Oh Sangchul, Baggag Abdelkader, Nha Hyunchul
Qatar Environment and Energy Research Institute, Hamad Bin Khalifa University, Qatar Foundation, 5825 Doha, Qatar.
Qatar Computing Research Institute, Hamad Bin Khalifa University, Qatar Foundation, 5825 Doha, Qatar.
Entropy (Basel). 2020 May 11;22(5):538. doi: 10.3390/e22050538.

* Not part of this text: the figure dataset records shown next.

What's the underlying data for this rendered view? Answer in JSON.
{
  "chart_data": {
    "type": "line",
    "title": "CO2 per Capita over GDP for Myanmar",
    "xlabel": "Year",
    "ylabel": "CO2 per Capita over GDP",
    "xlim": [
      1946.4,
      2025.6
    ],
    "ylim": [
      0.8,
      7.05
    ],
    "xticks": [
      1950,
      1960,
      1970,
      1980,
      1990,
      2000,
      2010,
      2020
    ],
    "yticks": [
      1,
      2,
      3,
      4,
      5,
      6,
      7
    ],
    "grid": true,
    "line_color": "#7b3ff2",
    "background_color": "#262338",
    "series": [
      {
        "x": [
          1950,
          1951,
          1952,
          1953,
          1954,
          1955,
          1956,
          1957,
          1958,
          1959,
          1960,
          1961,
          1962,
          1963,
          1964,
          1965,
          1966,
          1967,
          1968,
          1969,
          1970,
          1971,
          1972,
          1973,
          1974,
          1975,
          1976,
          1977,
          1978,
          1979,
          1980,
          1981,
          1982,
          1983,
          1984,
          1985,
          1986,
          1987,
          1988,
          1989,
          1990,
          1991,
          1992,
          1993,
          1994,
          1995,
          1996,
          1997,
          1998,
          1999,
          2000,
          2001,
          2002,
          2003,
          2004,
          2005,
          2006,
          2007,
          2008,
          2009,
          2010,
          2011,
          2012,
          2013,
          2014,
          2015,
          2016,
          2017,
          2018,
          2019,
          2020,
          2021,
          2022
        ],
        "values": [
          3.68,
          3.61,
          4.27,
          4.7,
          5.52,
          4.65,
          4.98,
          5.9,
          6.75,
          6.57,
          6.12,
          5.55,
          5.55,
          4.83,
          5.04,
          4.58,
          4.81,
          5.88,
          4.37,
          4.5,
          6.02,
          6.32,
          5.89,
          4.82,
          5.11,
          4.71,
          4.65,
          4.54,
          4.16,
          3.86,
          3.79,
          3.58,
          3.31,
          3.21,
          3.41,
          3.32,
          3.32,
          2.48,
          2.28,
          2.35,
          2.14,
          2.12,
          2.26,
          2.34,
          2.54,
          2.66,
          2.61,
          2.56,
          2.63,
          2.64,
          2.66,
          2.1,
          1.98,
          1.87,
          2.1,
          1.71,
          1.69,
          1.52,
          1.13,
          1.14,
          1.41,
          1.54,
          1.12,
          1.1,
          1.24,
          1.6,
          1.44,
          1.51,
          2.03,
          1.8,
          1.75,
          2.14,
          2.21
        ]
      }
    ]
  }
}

A restricted Boltzmann machine is a generative probabilistic graphic network. A probability of finding the network in a certain configuration is given by the Boltzmann distribution. Given training data, its learning is done by optimizing the parameters of the energy function of the network. In this paper, we analyze the training process of the restricted Boltzmann machine in the context of statistical physics. As an illustration, for small size bar-and-stripe patterns, we calculate thermodynamic quantities such as entropy, free energy, and internal energy as a function of the training epoch. We demonstrate the growth of the correlation between the visible and hidden layers via the subadditivity of entropies as the training proceeds. Using the Monte-Carlo simulation of trajectories of the visible and hidden vectors in the configuration space, we also calculate the distribution of the work done on the restricted Boltzmann machine by switching the parameters of the energy function. We discuss the Jarzynski equality which connects the path average of the exponential function of the work and the difference in free energies before and after training.
受限玻尔兹曼机是一种生成式概率图形网络。在特定配置下找到该网络的概率由玻尔兹曼分布给出。给定训练数据,其学习过程是通过优化网络能量函数的参数来完成的。在本文中,我们在统计物理学的背景下分析受限玻尔兹曼机的训练过程。作为示例,对于小尺寸的条形和条纹图案,我们计算诸如熵、自由能和内能等热力学量作为训练轮次的函数。我们通过随着训练进行熵的次可加性来证明可见层和隐藏层之间相关性的增长。使用配置空间中可见向量和隐藏向量轨迹的蒙特卡罗模拟,我们还通过切换能量函数的参数来计算在受限玻尔兹曼机上所做工作的分布。我们讨论了连接工作的指数函数的路径平均值与训练前后自由能差的雅津斯基等式。